What is worse is that whatever the Centre does or gives to the North-East, it is made to sound as if it has been some kind of alms, some kind of favour. That does not happen when things are given to other states, say Bihar or Maharashtra. So, if people of the region feel disgruntled and alienated, it is very much justified.
The people of the North-East are very simple in their behaviour and outlook towards life, and the governments at the Centre have always taken advantage of that. Most of the genuine grievances of the people there have been allowed to fester over decades and never attended to when they were solvable. Now, many of that has solidified and aggravated into militant movements. I don’s support militant approach to problems but then it has been allowed to happen by the uncaring political class, both at the Centre and the region.
Let me give you one recorded example. When the Naga leader Phizo wanted to meet the then Prime Minister Morarji Desai in London, he was told that first he had to announce his allegiance to the Indian Constitution. It is simply beyond me how can a leader refuse to meet someone from his own country just because he has problems with our Constitution. You go and meet and discuss, only through which problems can be resolved, not by such attitudes. First the problems will allowed to be aggravated, and not resolved when they would be in their very initial, resolvable phases, and then Army would be brought in to roughly to control things when it becomes uncomfortable.
Local politicians of the region have also largely failed to play their roles. Did any of the region’s MPs get together in Delhi to jointly raise the issue of recent serial blasts in Assam? All they do is blame one another. People of the region have lost their faith in them long back.

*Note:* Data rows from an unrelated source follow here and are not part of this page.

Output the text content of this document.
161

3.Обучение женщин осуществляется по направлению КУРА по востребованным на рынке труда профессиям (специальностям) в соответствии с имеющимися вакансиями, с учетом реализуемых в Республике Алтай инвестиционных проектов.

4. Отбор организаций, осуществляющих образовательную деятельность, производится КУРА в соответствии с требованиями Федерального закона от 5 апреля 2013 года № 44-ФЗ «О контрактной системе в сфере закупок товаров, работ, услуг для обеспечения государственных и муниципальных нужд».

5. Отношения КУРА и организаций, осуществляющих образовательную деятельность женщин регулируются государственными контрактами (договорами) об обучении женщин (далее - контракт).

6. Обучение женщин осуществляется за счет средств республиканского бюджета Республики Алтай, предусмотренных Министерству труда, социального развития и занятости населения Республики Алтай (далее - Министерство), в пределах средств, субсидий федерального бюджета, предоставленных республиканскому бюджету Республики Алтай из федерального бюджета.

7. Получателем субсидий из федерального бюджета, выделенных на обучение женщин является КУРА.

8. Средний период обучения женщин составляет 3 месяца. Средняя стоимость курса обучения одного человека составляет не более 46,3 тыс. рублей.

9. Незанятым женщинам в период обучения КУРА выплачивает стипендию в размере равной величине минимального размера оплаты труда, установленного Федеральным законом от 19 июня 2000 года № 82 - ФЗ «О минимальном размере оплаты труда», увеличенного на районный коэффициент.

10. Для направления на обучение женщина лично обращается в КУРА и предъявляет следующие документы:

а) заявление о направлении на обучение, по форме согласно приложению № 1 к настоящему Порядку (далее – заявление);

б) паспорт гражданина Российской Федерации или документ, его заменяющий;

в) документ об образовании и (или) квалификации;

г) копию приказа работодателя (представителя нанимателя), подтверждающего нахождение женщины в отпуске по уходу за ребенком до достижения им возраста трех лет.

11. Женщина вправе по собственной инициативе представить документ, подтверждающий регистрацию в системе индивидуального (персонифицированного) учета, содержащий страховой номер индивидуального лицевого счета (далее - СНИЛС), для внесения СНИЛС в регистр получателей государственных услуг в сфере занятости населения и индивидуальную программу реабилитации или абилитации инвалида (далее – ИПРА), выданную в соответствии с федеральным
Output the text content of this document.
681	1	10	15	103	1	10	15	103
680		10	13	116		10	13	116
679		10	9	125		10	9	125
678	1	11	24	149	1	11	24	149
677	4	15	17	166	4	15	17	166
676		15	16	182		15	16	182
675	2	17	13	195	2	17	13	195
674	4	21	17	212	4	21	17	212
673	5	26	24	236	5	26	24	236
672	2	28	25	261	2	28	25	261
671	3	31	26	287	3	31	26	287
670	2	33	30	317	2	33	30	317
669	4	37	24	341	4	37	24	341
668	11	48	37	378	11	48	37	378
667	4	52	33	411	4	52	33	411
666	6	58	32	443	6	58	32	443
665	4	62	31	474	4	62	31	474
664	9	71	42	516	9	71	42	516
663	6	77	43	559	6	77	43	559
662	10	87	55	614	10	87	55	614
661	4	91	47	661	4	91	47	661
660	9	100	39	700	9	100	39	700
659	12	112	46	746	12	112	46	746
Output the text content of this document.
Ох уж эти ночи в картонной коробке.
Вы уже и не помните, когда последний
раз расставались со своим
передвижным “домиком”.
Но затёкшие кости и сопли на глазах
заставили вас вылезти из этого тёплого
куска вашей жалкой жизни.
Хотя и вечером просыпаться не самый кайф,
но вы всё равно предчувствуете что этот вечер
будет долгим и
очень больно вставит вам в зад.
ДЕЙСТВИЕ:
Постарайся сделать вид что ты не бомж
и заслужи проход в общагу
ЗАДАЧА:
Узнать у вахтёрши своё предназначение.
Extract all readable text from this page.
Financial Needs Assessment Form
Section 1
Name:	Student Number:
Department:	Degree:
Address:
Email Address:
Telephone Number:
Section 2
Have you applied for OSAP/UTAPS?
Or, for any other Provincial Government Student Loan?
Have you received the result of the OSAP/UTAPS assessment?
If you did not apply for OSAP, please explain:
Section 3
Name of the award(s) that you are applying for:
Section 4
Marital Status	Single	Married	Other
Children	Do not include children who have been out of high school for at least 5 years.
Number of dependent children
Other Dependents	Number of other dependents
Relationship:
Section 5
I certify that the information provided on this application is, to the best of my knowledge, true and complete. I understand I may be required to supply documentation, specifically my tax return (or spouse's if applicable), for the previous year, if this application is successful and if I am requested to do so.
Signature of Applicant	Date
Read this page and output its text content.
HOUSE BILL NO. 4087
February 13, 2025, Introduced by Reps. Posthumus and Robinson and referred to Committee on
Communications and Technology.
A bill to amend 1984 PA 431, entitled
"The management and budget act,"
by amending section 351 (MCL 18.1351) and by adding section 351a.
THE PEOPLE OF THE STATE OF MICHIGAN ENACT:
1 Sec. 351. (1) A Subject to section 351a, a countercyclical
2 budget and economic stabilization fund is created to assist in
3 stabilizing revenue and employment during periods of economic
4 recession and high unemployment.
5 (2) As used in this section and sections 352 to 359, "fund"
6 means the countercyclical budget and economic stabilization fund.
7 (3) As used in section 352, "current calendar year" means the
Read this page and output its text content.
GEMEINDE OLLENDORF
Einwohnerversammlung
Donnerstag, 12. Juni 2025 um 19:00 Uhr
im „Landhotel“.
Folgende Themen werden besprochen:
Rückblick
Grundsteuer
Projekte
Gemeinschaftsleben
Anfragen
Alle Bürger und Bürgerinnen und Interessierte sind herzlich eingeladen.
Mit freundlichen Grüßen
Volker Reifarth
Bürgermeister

The leadership of the region has also failed to make new generations aware about the resources of our region. For example, I can bet that 99.99 per cent school and college students in Assam would not be able to say five sentences about the process that converts tea leaves into tea. I don’t blame the youth for that, it is the failure of the region’s policy makers that we don’t know about our own resources. Imagine, if a process had been formulated immediately after Independence to make the students aware about the region’s resources, now many be 70 per cent of the tea business would have been in the hands of local people. The same goes for each and every resource of our region, be in timber or oil.